Canailleries, rapines de préséance. Le budget 2024, en toilettage dans les commissions Écofin du Sénat et de l’Assemblée nationale, compte des actes de délinquance, pour reprendre l’expression de Delly Sesanga. La présidence de la République et la primature se distinguent, en effet, par des empiétements et extorsions des prérogatives revenant aux ministères sectoriels, dont la Santé publique, la Défense, la Décentralisation.
Le bâtiment du gouvernement sur le boulevard du 30 juin à Kinshasa @Photo Droits tiers.
Selon le projet du budget 2024, la présidence de la République va, en effet, gérer la couverture santé universelle. La primature se charge de l’opérationnalisation de l’Autorité de régulation de la couverture santé universelle. Le ministère sectoriel n’a en rien été associé dans ce projet. Ce cas est loin d’être isolé. Pour la présidence, des crédits de l’ordre de 241 522 655 174 FC, soit plus de 95,9 millions de dollars ont été accordés non seulement à la couverture santé, mais aussi à l’Agence nationale pour la protection du patrimoine immobilier de l’État (AN-PPIE). Cette nième nouvelle structure devrait, en toute logique, revenir au ministère de l’Urbanisme et habitat. Autre projet juteux, la réhabilitation et l’équipement de l’hôpital du centre d’entrainement de Kibomango, 37,9 milliards de FC, soit plus de 15 millions de dollars, adjugé à la présidence de la République au détriment du ministère de la Défense nationale. La liste n’est pas exhaustive.
Outre le projet santé sus-évoqué, la primature a repris à son compte la caisse nationale de péréquation. Les deux affaires sont créditées de 8 000 000 000 FC, soit un peu moins de trois millions de dollars. Ce n’est pas tout, le cabinet du 1er ministre reprend également à son compte “le financement des projets pour assurer l’équilibre de développement entre les provinces, 930 424 319 638 FC, environ 370 millions de dollars.
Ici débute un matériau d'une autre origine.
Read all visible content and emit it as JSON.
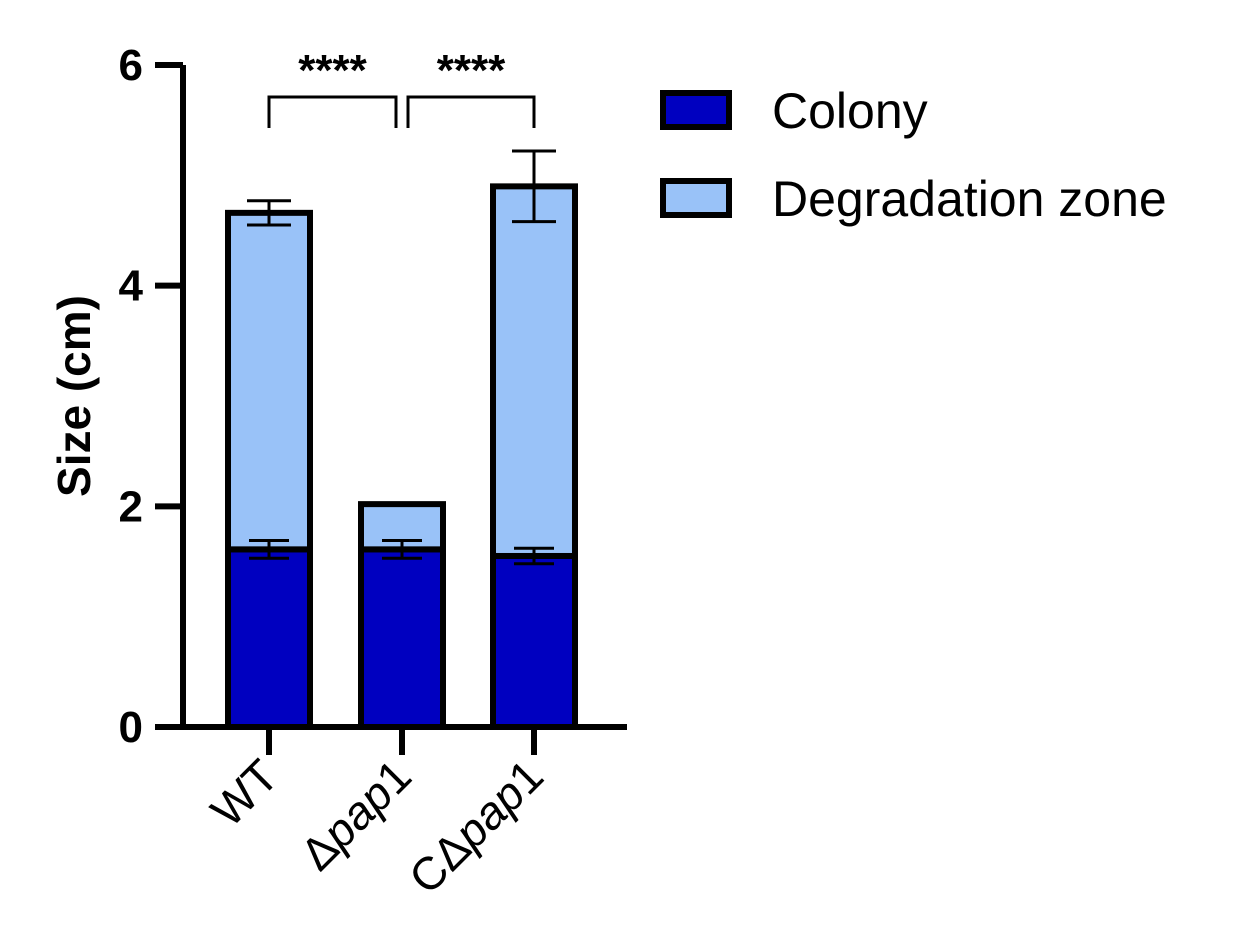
{
  "chart_data": {
    "type": "bar",
    "stacked": true,
    "categories": [
      "WT",
      "Δpap1",
      "CΔpap1"
    ],
    "category_parts": [
      {
        "prefix": "WT",
        "italic": "",
        "suffix": ""
      },
      {
        "prefix": "Δ",
        "italic": "pap",
        "suffix": "1"
      },
      {
        "prefix": "CΔ",
        "italic": "pap",
        "suffix": "1"
      }
    ],
    "series": [
      {
        "name": "Colony",
        "color": "#0000c0",
        "values": [
          1.61,
          1.61,
          1.55
        ],
        "errors": [
          0.08,
          0.08,
          0.07
        ]
      },
      {
        "name": "Degradation zone",
        "color": "#99c2f8",
        "values": [
          3.05,
          0.41,
          3.35
        ],
        "errors": [
          0.11,
          0.0,
          0.32
        ]
      }
    ],
    "ylabel": "Size (cm)",
    "xlabel": "",
    "title": "",
    "ylim": [
      0,
      6
    ],
    "yticks": [
      "0",
      "2",
      "4",
      "6"
    ],
    "grid": false,
    "legend_position": "right",
    "significance": [
      {
        "from": 0,
        "to": 1,
        "label": "****"
      },
      {
        "from": 1,
        "to": 2,
        "label": "****"
      }
    ]
  }
}
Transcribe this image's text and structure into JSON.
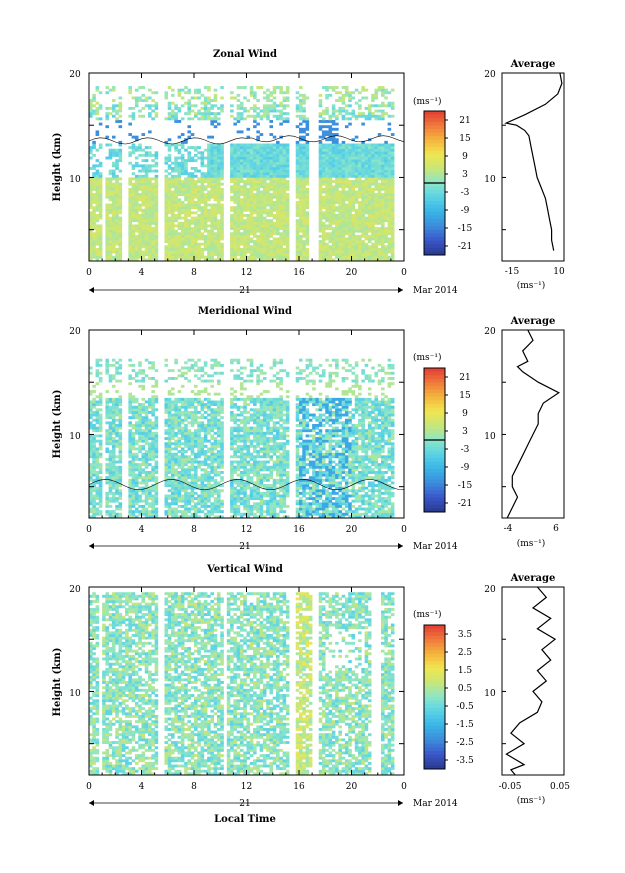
{
  "chart_data": [
    {
      "type": "heatmap",
      "title": "Zonal Wind",
      "ylabel": "Height (km)",
      "ylim": [
        2,
        20
      ],
      "xlim": [
        0,
        24
      ],
      "x_ticks": [
        "0",
        "4",
        "8",
        "12",
        "16",
        "20",
        "0"
      ],
      "y_ticks": [
        "20",
        "10"
      ],
      "date_axis": {
        "day": "21",
        "label": "Mar 2014"
      },
      "colorbar": {
        "unit": "(ms⁻¹)",
        "ticks": [
          "21",
          "15",
          "9",
          "3",
          "-3",
          "-9",
          "-15",
          "-21"
        ],
        "range": [
          -24,
          24
        ],
        "zero_line": true
      },
      "data_gaps_hours": [
        [
          0.9,
          1.3
        ],
        [
          2.6,
          3.0
        ],
        [
          5.3,
          5.8
        ],
        [
          10.2,
          10.7
        ],
        [
          15.3,
          15.8
        ],
        [
          16.7,
          17.4
        ],
        [
          23.2,
          24
        ]
      ],
      "profile": {
        "title": "Average",
        "xlabel": "(ms⁻¹)",
        "xlim": [
          -19,
          11
        ],
        "x_ticks": [
          "-15",
          "10"
        ],
        "y_ticks": [
          "20",
          "10"
        ],
        "x": [
          9,
          10,
          8,
          2,
          -8,
          -17,
          -12,
          -8,
          -6,
          -5,
          -4,
          -3,
          -2,
          0,
          2,
          3,
          4,
          5,
          5,
          6
        ],
        "y": [
          20,
          19,
          18,
          17,
          16,
          15.2,
          15,
          14.5,
          14,
          13,
          12,
          11,
          10,
          9,
          8,
          7,
          6,
          5,
          4,
          3
        ]
      }
    },
    {
      "type": "heatmap",
      "title": "Meridional Wind",
      "ylabel": "Height (km)",
      "ylim": [
        2,
        20
      ],
      "xlim": [
        0,
        24
      ],
      "x_ticks": [
        "0",
        "4",
        "8",
        "12",
        "16",
        "20",
        "0"
      ],
      "y_ticks": [
        "20",
        "10"
      ],
      "date_axis": {
        "day": "21",
        "label": "Mar 2014"
      },
      "colorbar": {
        "unit": "(ms⁻¹)",
        "ticks": [
          "21",
          "15",
          "9",
          "3",
          "-3",
          "-9",
          "-15",
          "-21"
        ],
        "range": [
          -24,
          24
        ],
        "zero_line": true
      },
      "data_gaps_hours": [
        [
          0.9,
          1.3
        ],
        [
          2.6,
          3.0
        ],
        [
          5.3,
          5.8
        ],
        [
          10.2,
          10.7
        ],
        [
          15.3,
          15.8
        ],
        [
          23.2,
          24
        ]
      ],
      "profile": {
        "title": "Average",
        "xlabel": "(ms⁻¹)",
        "xlim": [
          -5,
          7
        ],
        "x_ticks": [
          "-4",
          "6"
        ],
        "y_ticks": [
          "20",
          "10"
        ],
        "x": [
          0,
          1,
          -1,
          0,
          -2,
          -1,
          2,
          6,
          3,
          2,
          2,
          1,
          0,
          -1,
          -2,
          -3,
          -3,
          -2,
          -3,
          -4
        ],
        "y": [
          20,
          19,
          18,
          17,
          16.5,
          16,
          15,
          14,
          13,
          12,
          11,
          10,
          9,
          8,
          7,
          6,
          5,
          4,
          3,
          2
        ]
      }
    },
    {
      "type": "heatmap",
      "title": "Vertical Wind",
      "xlabel": "Local Time",
      "ylabel": "Height (km)",
      "ylim": [
        2,
        20
      ],
      "xlim": [
        0,
        24
      ],
      "x_ticks": [
        "0",
        "4",
        "8",
        "12",
        "16",
        "20",
        "0"
      ],
      "y_ticks": [
        "20",
        "10"
      ],
      "date_axis": {
        "day": "21",
        "label": "Mar 2014"
      },
      "colorbar": {
        "unit": "(ms⁻¹)",
        "ticks": [
          "3.5",
          "2.5",
          "1.5",
          "0.5",
          "-0.5",
          "-1.5",
          "-2.5",
          "-3.5"
        ],
        "range": [
          -4,
          4
        ],
        "zero_line": false
      },
      "data_gaps_hours": [
        [
          0.7,
          1.0
        ],
        [
          5.3,
          5.8
        ],
        [
          10.2,
          10.6
        ],
        [
          15.3,
          15.8
        ],
        [
          17.1,
          17.4
        ],
        [
          21.6,
          22.3
        ],
        [
          23.2,
          24
        ]
      ],
      "profile": {
        "title": "Average",
        "xlabel": "(ms⁻¹)",
        "xlim": [
          -0.07,
          0.07
        ],
        "x_ticks": [
          "-0.05",
          "0.05"
        ],
        "y_ticks": [
          "20",
          "10"
        ],
        "x": [
          0.01,
          0.03,
          0.0,
          0.04,
          0.01,
          0.05,
          0.02,
          0.04,
          0.01,
          0.03,
          0.0,
          0.02,
          0.01,
          -0.03,
          -0.05,
          -0.02,
          -0.06,
          -0.02,
          -0.05,
          -0.04
        ],
        "y": [
          20,
          19,
          18,
          17,
          16,
          15,
          14,
          13,
          12,
          11,
          10,
          9,
          8,
          7,
          6,
          5,
          4,
          3,
          2.5,
          2
        ]
      }
    }
  ]
}
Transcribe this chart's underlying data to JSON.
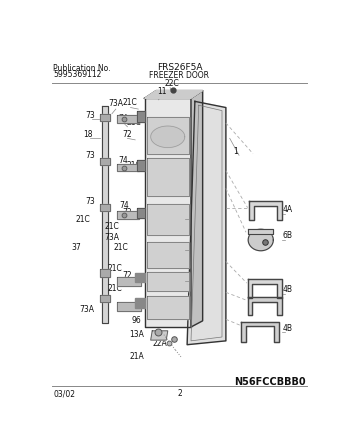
{
  "title_model": "FRS26F5A",
  "title_section": "FREEZER DOOR",
  "pub_no_label": "Publication No.",
  "pub_no": "5995369112",
  "footer_left": "03/02",
  "footer_center": "2",
  "footer_right": "N56FCCBBB0",
  "bg_color": "#ffffff",
  "label_color": "#111111",
  "part_line_color": "#555555",
  "part_fill_light": "#dddddd",
  "part_fill_mid": "#bbbbbb",
  "part_fill_dark": "#888888",
  "header_line_color": "#888888",
  "dashed_line_color": "#aaaaaa"
}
Du temps de Joseph Kabila, la Caisse nationale de péréquation, placée sous tutelle du gouvernement, selon la loi organique la créant, était, en pratique placée sous la gestion du ministre ayant la Décentralisation dans ses prérogatives, alors que le ministre des Finances était censé veiller à son financement à hauteur de 10% du budget. La Caisse a, en effet, pour mission de financer des projets et programmes d’investissement public, en vue d’assurer la solidarité nationale et corriger le déséquilibre de développement entre les provinces et entre les entités territoriales décentralisées.
Curieusement, le cabinet du 1er ministre a fait de la principale mission de la Caisse nationale de péréquation, un poste de dépenses à part entière ! Selon les différentes sources, la Caisse nationale de péréquation a été sacrifiée au profit du projet de développement de 145 territoires. La Caisse n’a même pas été associée à la gestion des fonds de PDL-145T confiée plutôt aux agences d’exécution, PNUD, CFEF et BCECO.
Depuis sa création en 2016, la Caisse a plutôt été sevrée de financement. Selon l’ONG Centre des Recherches en finances publiques et développement local (CREFDL), “entre 2019 et 2023, le gouvernement a prévu de reverser 1 301,1 milliards de dollars à la Caisse nationale de péréquation pour assurer le financement des projets de développement. Malgré l’engagement des crédits, le paiement n’a jamais été effectué en faveur de cette dernière ». Et l’ONG de poursuivre qu’au cours de la même période, sur les prévisions de 2,8 milliards de dollars alignés en faveur des investissements en provinces et aux ETD, 76 millions de dollars ont été débloqués. Ce montant ne représente que 2,7 % des prévisions. De plus, durant les 4 ans , c’est 2 400 projets qui n’ont pas été financés. Car chaque année, il y a au moins 800 projets prévus. Mais l’exécution a toujours posé problème.